Sabemos que as condições modernas de cidadania, autonomia e liberdade nascidas ao final do Renascimento chegaram muito antes aos homens que às mulheres. Passos importantes no sentido da constituição e garantia dos direitos de sujeitos do sexo feminino foram conquistados apenas nos últimos cento e poucos anos. O caminho para a condição de sujeito livre passa exatamente pela superação de condições naturais. Até pouco tempo atrás, uma mulher só era reconhecida como plena na medida em que realizasse seu “destino natural” de ser mãe. Ao longo do século XX, através do vencimento de muitas barreiras, as mulheres puderam adquirir certa liberdade com relação a esta associação de seu corpo com a natureza. Os métodos contraceptivos e o divórcio foram instrumentos essenciais nesta nova condição subjetiva. Como muito bem indicou Denise Fabretti, no primeiro artigo deste dossiê, um instrumento jurídico importante para esta emancipação foi criado ao se admitir que uma mulher estuprada que engravidasse por este ato, pudesse interromper a gravidez (até certo ponto específico do processo gestacional). Estava assim garantido o direito de um sujeito do sexo feminino, que a emancipava da condição de objeto sexual ou mídia reprodutiva. Da mesma forma, ela poderia ter a criança, caso assim o desejasse. Ser mãe passou a ser uma questão de opção e desejo, não condição sem qual a mulher estaria em falta para com sua natureza.

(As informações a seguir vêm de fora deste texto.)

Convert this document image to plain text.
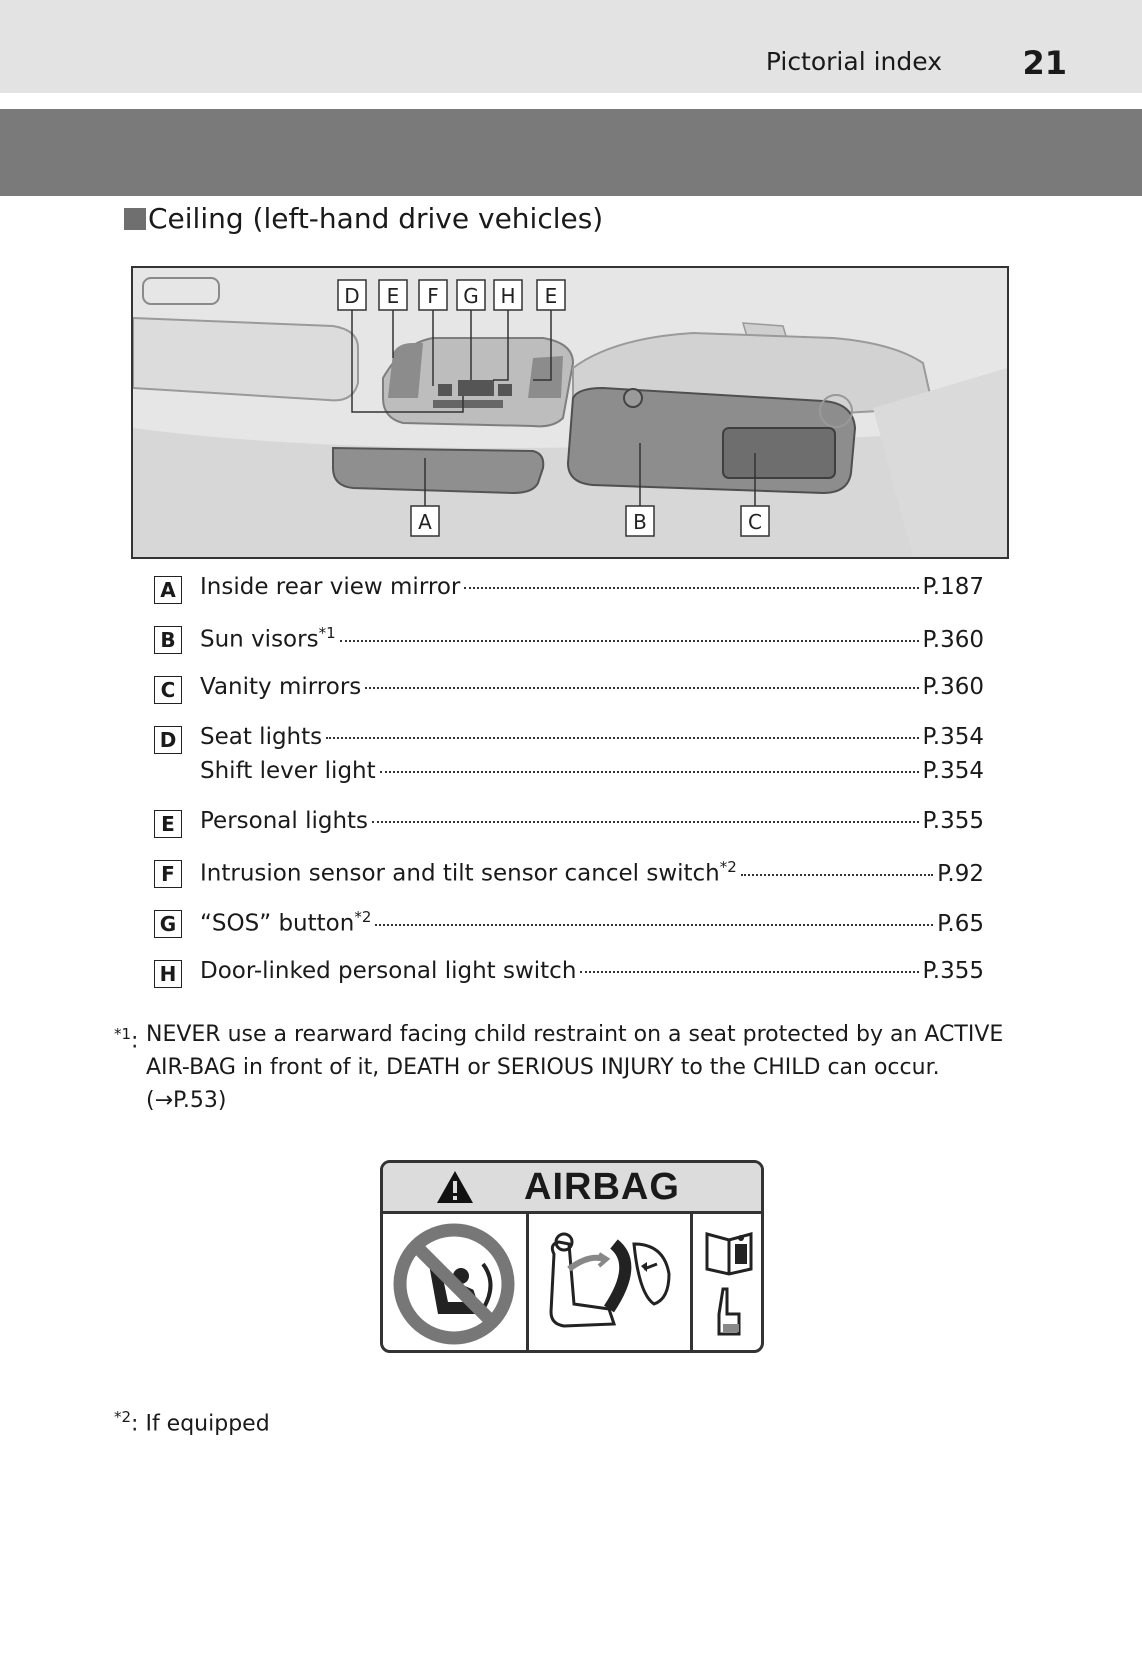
Pictorial index	21
Ceiling (left-hand drive vehicles)
D E F G H E
A	B	C
A Inside rear view mirror	P.187
B Sun visors$^{*1}$	P.360
C Vanity mirrors	P.360
D Seat lights	P.354
Shift lever light	P.354
E	Personal lights	P.355
F	Intrusion sensor and tilt sensor cancel switch$^{*2}$	P.92
G “SOS” button$^{*2}$	P.65
H Door-linked personal light switch	P.355
$^{*1}$: NEVER use a rearward facing child restraint on a seat protected by an ACTIVE AIR-BAG in front of it, DEATH or SERIOUS INJURY to the CHILD can occur. (→P.53)
AIRBAG
$^{*2}$: If equipped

O que se tornou gritante pela ausência no Estatuto do nascituro foi a completa exclusão da outra vida envolvida no processo: a da mulher grávida. Em um texto de Cristiane Checchia para o Nota Alta ESPM, ela tratou de forma específica o quanto desde o Brasil colônia aquele discurso religioso não tem lugar específico nem para a mulher, nem para a homossexualidade feminina. Trata-se de um não lugar. É bastante notável que para, aquele discurso, tudo gira em torno do homem e do temor por sua degradação.
É uma questão polêmica e de definição imprecisa quando nasce uma vida humana, o ponto exato em que ela adquire direitos como os de toda pessoa. Pode ser no momento da formação do embrião, pode se considerar que espermatozoides e óvulos são já estruturas vivas, pode se pensar que seja quando determinada condição neurológica se constitui (em torno das 12 semanas de gestação), ou até quando o parto aconteça. É difícil mesmo encontrar este limiar nos quais se considere que células agregadas não são mais um apêndice do corpo de uma mulher e se configuram como seres humanos com plenos direitos. Daí a dificuldade das discussões sobre em que condições uma gestação pode ser interrompida. Independente disto, a discussão sobre a gestação concerne, no mínimo, a dois seres, não a um só.
Para concluir, quero ainda distinguir dois planos do debate. Num deles, há a discussão intrínseca a cada tema, por exemplo: faz sentido falar em um tratamento para a mudança de orientação sexual? Existem condições sob as quais é legítima a interrupção de uma gravidez? Em outro plano, a discussão é anterior: a posição adotada por alguns em coerência com seu sistema de valores pode ser imposta à totalidade da população sob a forma de lei? Se uma pessoa é contra o casamento entre homossexuais, ela não deve se casar com alguém do mesmo sexo; se ela é totalmente contra o aborto em qualquer circunstância, ela não deve fazer um aborto. Este é um valor essencial que será garantido à pessoa num estado democrático. As pessoas podem também difundir e pregar seus valores umas ante as outras. Daí a pretender impor a todos estes valores, vai uma grande distância. Isto configuraria uma ação fundamentalista, como aquelas que o ocidente costuma associar injustamente a todo o islamismo.
Disfarçar dogmas religiosos sob o discurso científico é uma prática de quase duzentos anos contra a qual já estamos- ou deveríamos estar- vacinados.